During times of crisis investors buy Gold as a well-known safe-haven. Here are the main factors to consider when trading on the gold rate.
- Why people invest in gold?
- Main gold rate movers
Precious metals are traded on advanced spot and forward contracts online, including on the London Metal Exchange and the New York Mercantile Commodity Exchange (also known as COMEX). Gold or XAU/USD- as commonly known by traders -fluctuates over time providing trading opportunities. Typically, markets prefer to invest in bonds and equities rather than gold, as alloys do not generate income. So, what makes people trade on the Gold rate?
Market Fear and Gold Rate
During turbulent times such as economic indecision, natural disasters, geopolitical tensions, trade and military wars the yellow metal becomes more attractive to investors, as it has been considered for many years as a safe-haven asset. The global recession caused by the Coronavirus pandemic in 2020 combined with the uncertainty of the economic recovery, whether it will take V, L, or W shape led the gold rate in August to overtake the $2,000 threshold and print an all-time high at $2,075 o/z.
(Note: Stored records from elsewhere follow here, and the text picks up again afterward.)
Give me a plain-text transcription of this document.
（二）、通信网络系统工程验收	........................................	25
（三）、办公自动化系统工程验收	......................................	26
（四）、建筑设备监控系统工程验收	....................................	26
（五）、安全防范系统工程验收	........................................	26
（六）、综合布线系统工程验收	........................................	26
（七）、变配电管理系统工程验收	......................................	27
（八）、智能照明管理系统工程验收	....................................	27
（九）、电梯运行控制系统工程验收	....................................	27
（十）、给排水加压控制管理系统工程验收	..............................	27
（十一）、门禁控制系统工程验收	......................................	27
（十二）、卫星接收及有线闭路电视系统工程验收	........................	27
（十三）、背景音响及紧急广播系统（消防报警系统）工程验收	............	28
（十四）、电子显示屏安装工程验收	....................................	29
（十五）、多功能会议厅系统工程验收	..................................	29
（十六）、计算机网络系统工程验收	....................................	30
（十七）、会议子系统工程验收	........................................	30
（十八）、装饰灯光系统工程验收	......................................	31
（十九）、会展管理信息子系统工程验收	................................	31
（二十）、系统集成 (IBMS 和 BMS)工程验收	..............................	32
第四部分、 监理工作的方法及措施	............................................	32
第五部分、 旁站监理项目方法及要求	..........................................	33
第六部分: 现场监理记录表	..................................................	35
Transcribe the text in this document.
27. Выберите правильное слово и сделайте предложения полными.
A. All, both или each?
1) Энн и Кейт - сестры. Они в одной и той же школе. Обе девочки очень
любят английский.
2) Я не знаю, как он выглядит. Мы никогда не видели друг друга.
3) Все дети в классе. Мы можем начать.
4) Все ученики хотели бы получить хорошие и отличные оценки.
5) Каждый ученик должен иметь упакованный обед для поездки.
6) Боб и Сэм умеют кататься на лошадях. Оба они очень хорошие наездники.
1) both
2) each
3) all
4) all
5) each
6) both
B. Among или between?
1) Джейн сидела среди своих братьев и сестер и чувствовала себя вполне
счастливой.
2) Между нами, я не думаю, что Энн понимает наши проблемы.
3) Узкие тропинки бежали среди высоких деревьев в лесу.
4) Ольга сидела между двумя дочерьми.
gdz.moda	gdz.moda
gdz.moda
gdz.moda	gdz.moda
US Federal Reserve Policy and Gold Rate
Markets see Gold as an inflation hedge or as an investment to protect the decreased purchasing power of a currency that results from the loss of its value due to rising prices or due to inflation. Additionally, money loses value as is more printed, while the supply of gold is relatively limited. Therefore, the yellow metal’s investors pay great attention to the Federal reserve’s committee meetings to find out about the central bank’s policy.
Gold traders follow the Fed releases and press conferences focusing on the quantitative easing program (printing money) updates, and the policymaker's expectations for the future interest rates changes. Therefore, if the US Federal Reserve hints that a rate hike may take place soon, this could reflect negatively on the gold rate. On the other hand, if the Fed signals a possible rate cut, that could affect gold’s rate positively. It is worth noting that, the Federal reserve builds its monetary policy according to the US economy performance, taking into consideration growth levels, inflation, and unemployment rates.
USD Price vs Gold Rate
Given that gold is priced in the US dollar, logically both assets have an inverse correlation ie, the yellow metal’s price raises when the greenback loses value relative to other currencies and vice versa.
Nonetheless, it may not be always the case and it is possible to see Gold and the US dollar rising or falling together, depending on the Fed monetary policy and the market mode. Additionally, during the Coronavirus pandemic, the greenback has transformed from being a risk-correlated asset to a safe-haven, weakening further its inverse correlation with Gold.
To summarize, the Gold rate thrives in moments of uncertainty. That said, factors like the US Federal reserve’s monetary policy and the US dollar price should be taken into consideration.